Ciro was every part a Lucca from his dark eyes to his even darker hair. His jaw even sat in the same way as Brenno, Cesare, and Milan’s. The brothers’ shared traits had all come from Mattea, and those were the features that Ciro had decided to inherit, not the ones that had come from Hugo.

A newborn with my husband’s face was not good for my ovaries, and I didn’t even want his inevitably giant-bodied kids.

I didn’t think I did anyway.

“He is wonderful. Well done, Cesare,” Milano said softly. “He looks like Siena.”

“He does,” Adriano cooed. “It’s the dark hair and little button nose. What a cutie.”

Brenno cleared his throat. “That’s Mom’s genes.”

Everyone had avoided talking about Mattea—everyone other than Brenno.

He seemed to bring her up on occasions where the family was together, like it healed a part of him to include her or ask about her, but Fiorella had said that she thought it was because he felt safest with everyone around to wonder about her.

It didn’t matter why. All that was truly important was that we were a family, that we all belonged, and that the Lucca brothers were never separated again.

MILAN

As the night drew on and people showed no signs of leaving, I became increasingly aware of my wife’s aching feet and tired limbs.

It was nine in the evening; Sicily and I were typically in bed like elderly people by now, but the Famiglia was just getting started.

My wife had worked hard, given up so much, and I was in complete and total awe of her, but having emotions and loving her as dearly as I did meant experiencing her exhaustion too, and that was something I was still becoming accustomed to.

As I followed Sicily through the corridor and watched her take a secret seat on the school’s glossy staircase, a small smirk tugged at my lips.

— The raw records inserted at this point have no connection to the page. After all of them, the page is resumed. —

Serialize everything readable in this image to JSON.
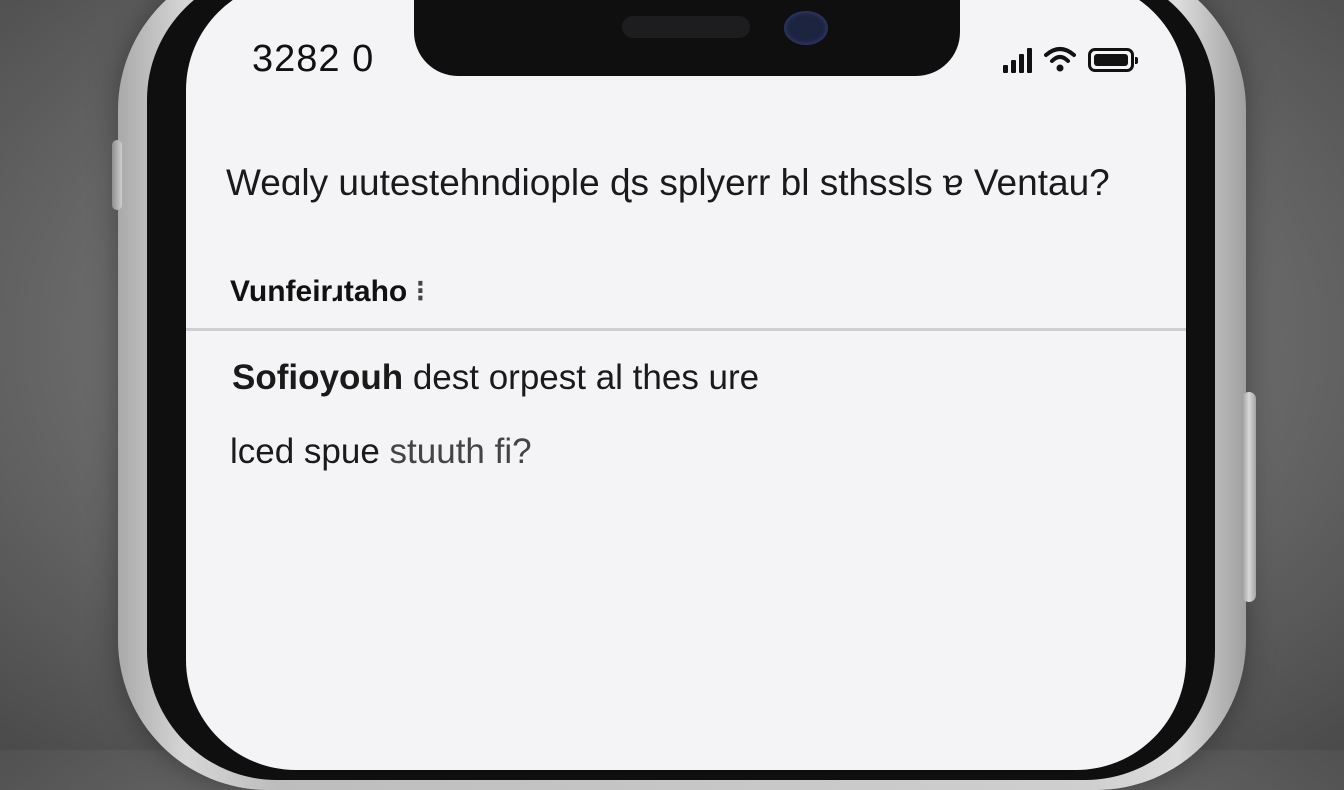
{
  "status_bar": {
    "time": "3282 0",
    "signal_icon": "cellular-signal-icon",
    "wifi_icon": "wifi-icon",
    "battery_icon": "battery-icon"
  },
  "content": {
    "question": "Weɑly uutestehndiople ɖs splyerr bl sthssls ɐ Ventau?",
    "section_label": "Vunfeirɹtaho",
    "section_marker": "⁝",
    "answer_line1_bold": "Sofioyouh",
    "answer_line1_rest": " dest orpest al thes ure",
    "answer_line2_bold": "lced spue",
    "answer_line2_rest": " stuuth fi?"
  }
}
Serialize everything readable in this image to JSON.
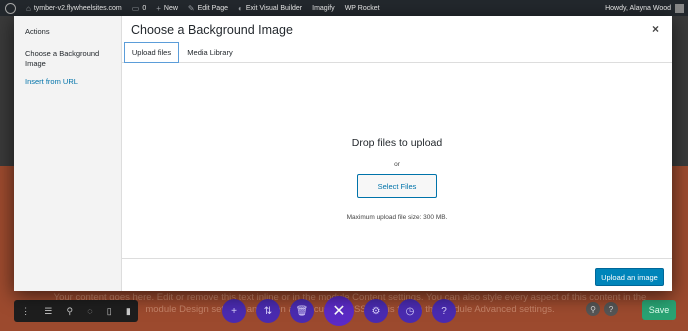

I paused, letting the wall hold my shoulder as she flexed her toes inside of her shoes, not realizing that anyone was watching.

“Can I tell you a secret?”

She looked up to find me, laughing softly. “Yeah?”

I walked slowly toward her and crouched, my fingers working off the straps of her heels. “I would rather be in bed pretending I am not falling asleep during our movie night right now.”

Her next fit of laughter fell into a small whimper as I shimmied the shoes from her feet and squeezed her red, squashed toes. I worked my knuckles over the stiff, blistering red arches, causing her head to roll on her neck and her eyes to close.

Peace was the most notable thing I could offer her, and I would always work tirelessly to ensure that her world served her as she sculpted it the way she desired.